The shops and businesses of Blackheath gave way to homes on huge blocks, nestled back off the road behind towering pine trees and eucalypts. They looked dignified and solid, each one a private sanctuary. The landscape changed again as it wound its way through national park.
‘What’s the reading now?’
‘One hundred and four.’
Gwennie stretched her arms back over her head to release some of the tension in her neck. Clare tapped her fingers on the steering wheel in time with the steady purr of the engine.
‘Left at the next road,’ instructed Gwennie.
Clare slowed and turned the car. After a few kilometres the road branched in two.
‘Left,’ said Gwennie.
The road was uneven bitumen, full of potholes. They bounced along in the little Honda for another two kilometres.
‘We must be close,’ said Clare. ‘We’re on 109 kilometres.’
‘Then that must be Cherry Dell,’ said Gwennie.
She pointed to a building only partly visible through the trees.
Clare slowed to a crawl. The driveway to the property was so nondescript they nearly missed it – just a gap between two trees and a dirt track that twisted off through bushy undergrowth. There were no signposts or markings to let them know that this was Cherry Dell.
‘What do you think?’ Gwennie looked at the instructions on her printout, then back at the track. ‘It doesn’t look like much of a business does it? I guess I was expecting a big sign saying Cherry Dell, come on in. But this must be it. We’ve followed the directions and it is 110 kilometres from our place. Pete was pretty methodical.’

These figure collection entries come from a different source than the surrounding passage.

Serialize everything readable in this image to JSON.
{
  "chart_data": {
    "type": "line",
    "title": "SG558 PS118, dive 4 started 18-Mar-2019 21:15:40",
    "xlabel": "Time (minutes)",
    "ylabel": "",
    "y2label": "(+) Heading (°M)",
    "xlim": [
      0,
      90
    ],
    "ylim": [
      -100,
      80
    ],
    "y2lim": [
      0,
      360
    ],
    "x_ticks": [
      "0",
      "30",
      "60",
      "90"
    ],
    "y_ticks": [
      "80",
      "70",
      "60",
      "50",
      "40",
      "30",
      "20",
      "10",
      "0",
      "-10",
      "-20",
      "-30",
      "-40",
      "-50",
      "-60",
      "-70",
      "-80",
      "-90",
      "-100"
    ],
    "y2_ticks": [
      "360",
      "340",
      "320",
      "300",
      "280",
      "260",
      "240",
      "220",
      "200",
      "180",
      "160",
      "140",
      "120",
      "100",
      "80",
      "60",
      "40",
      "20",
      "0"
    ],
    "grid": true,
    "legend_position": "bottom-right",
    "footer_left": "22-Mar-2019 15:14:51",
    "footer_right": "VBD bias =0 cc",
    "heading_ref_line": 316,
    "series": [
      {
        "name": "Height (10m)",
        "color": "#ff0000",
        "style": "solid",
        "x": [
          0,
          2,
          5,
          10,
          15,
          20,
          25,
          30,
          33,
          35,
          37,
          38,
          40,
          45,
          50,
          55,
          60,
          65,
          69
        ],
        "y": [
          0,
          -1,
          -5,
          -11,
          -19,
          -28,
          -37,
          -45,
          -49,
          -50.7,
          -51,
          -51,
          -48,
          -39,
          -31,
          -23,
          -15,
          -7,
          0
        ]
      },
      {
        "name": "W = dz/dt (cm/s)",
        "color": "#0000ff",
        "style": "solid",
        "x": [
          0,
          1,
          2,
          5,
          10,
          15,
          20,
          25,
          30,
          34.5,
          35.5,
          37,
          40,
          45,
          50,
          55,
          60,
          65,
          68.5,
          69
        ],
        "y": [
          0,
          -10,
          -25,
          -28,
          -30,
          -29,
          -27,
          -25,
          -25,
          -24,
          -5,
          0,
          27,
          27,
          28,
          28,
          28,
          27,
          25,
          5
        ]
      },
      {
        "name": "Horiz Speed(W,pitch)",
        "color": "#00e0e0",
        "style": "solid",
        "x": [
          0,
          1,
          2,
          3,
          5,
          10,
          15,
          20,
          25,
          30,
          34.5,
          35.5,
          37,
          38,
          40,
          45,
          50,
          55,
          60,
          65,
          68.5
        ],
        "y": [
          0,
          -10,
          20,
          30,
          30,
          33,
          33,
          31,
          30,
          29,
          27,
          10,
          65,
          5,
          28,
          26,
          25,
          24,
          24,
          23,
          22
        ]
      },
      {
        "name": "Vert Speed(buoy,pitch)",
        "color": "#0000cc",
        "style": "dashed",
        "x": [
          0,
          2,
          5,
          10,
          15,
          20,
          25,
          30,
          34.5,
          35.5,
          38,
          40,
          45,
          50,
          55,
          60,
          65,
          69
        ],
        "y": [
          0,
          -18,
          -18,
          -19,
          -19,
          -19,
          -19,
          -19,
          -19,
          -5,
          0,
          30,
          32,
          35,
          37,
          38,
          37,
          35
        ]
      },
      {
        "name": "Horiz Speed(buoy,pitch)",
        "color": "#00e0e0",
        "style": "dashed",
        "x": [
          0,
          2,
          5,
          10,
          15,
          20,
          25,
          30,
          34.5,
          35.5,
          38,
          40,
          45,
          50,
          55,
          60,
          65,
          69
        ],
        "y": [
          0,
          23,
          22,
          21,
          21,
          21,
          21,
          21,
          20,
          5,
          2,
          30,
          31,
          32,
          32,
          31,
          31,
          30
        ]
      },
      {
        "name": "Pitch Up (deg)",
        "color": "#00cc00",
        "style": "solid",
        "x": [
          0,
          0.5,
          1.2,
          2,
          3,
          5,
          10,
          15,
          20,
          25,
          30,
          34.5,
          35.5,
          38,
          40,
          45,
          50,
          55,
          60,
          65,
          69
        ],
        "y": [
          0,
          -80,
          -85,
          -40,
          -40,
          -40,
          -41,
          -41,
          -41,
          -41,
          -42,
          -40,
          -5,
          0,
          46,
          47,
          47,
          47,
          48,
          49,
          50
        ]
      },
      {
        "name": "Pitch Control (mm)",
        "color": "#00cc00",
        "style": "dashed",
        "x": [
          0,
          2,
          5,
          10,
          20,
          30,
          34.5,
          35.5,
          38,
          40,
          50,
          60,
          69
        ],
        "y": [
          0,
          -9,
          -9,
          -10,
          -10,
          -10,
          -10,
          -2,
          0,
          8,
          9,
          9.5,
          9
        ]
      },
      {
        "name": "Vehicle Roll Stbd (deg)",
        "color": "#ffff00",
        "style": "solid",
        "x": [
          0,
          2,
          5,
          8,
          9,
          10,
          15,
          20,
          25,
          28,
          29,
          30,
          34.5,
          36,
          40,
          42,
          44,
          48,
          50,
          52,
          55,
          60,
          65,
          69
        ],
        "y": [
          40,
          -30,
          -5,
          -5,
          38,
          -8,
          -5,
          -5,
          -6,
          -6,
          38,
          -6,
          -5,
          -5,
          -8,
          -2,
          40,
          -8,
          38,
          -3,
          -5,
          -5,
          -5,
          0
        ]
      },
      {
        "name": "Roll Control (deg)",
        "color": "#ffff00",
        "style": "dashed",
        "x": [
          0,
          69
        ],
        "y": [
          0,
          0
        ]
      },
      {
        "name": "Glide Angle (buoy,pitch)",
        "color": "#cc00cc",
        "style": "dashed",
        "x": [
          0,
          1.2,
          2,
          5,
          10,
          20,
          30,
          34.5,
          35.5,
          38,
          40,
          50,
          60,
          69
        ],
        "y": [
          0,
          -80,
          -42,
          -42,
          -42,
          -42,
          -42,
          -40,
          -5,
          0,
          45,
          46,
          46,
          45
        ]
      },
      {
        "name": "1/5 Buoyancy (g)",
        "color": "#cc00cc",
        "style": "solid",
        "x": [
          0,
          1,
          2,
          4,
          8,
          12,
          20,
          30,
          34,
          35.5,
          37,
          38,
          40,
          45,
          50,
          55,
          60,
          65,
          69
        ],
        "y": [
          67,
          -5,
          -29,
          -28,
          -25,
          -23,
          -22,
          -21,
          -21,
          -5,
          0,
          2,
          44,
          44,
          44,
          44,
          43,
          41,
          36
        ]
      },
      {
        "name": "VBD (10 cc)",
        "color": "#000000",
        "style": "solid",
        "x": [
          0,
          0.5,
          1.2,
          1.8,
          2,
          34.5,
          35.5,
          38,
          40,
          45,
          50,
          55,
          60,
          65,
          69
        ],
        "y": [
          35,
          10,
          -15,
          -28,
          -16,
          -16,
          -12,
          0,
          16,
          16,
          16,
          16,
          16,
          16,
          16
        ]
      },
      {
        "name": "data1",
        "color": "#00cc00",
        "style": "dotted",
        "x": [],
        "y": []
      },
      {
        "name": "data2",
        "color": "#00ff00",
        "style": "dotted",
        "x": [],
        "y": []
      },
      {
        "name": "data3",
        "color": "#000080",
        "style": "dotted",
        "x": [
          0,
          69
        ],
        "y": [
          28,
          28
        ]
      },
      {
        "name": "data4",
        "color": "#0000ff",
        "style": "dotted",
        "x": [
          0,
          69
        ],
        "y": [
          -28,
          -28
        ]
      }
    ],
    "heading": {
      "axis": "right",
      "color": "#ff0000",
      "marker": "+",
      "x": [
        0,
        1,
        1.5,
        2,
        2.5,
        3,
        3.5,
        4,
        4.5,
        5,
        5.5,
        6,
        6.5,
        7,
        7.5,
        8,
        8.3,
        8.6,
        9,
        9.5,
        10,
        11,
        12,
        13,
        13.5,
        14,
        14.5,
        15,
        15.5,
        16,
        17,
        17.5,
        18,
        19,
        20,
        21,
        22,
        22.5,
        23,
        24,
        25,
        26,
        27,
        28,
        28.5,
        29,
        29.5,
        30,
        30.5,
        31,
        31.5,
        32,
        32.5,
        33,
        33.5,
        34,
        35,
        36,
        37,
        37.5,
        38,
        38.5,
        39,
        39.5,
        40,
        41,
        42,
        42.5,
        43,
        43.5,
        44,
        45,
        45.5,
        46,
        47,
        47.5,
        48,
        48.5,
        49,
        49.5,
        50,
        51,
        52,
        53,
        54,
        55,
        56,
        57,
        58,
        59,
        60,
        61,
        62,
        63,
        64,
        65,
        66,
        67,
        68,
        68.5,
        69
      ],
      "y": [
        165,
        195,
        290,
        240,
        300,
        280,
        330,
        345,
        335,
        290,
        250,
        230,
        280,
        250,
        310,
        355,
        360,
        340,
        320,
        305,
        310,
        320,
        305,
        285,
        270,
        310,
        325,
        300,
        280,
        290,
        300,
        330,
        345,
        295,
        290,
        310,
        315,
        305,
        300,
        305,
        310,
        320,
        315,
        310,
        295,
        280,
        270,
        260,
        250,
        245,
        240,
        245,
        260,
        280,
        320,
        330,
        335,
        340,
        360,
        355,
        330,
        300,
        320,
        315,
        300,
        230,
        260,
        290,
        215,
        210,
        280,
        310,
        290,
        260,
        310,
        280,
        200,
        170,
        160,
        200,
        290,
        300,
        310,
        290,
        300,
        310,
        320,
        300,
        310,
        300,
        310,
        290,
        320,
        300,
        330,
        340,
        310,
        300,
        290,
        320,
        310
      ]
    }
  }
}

‘What have we got to lose?’ agreed Clare. She swung the car off the road.
The sky above them shrank to a narrow strip of pale blue, almost obliterated by the huge old eucalypts and dense undergrowth of wild blackberries. The track was gloomy and Clare had trouble seeing the potholes before they were in them. She switched on the headlights.
After about a kilometre the track opened out into a large clearing. There was a quaint weatherboard house and, in front of it, four enormous sheds. The double roller door of one shed was open and inside they could see rows and rows of sandstone bird baths, urns and planter boxes of various sizes. Nearby were parked a couple of four-wheel-drive vehicles and two trailbikes.
They parked and got out of the car. On the side
of one of the sheds, in faded red lettering, was
Cherry Dell Nursery Supplies.
Inside was deserted.
‘Where do you suppose everyone is?’ whispered Gwennie.
‘Why are you whispering?’ asked Clare.
Gwennie smiled. ‘I don’t know,’ she said loudly.
The sound of banging in another shed made them both jump. Clare led the way, trying to appear more confident than she felt. A tractor occupied most of the shed and it took a moment for them to locate the source of the noise. A pair of denim-clad legs and workman’s boots protruded from underneath.
Clare waited for a lull in the banging and yelled, ‘Hello?’
The legs slid out followed by a torso and a head. The man got awkwardly to his feet.
He was about forty, with a shaved head and a long scraggly beard. His singlet would once have been white but now was covered in grease and stretched so it fell loosely, emphasising his thin, wiry frame. Every visible inch of his body was covered in tattoos. He glanced quickly at Gwennie then moved to Clare. His eyes looked her over, making it plain he liked what he saw.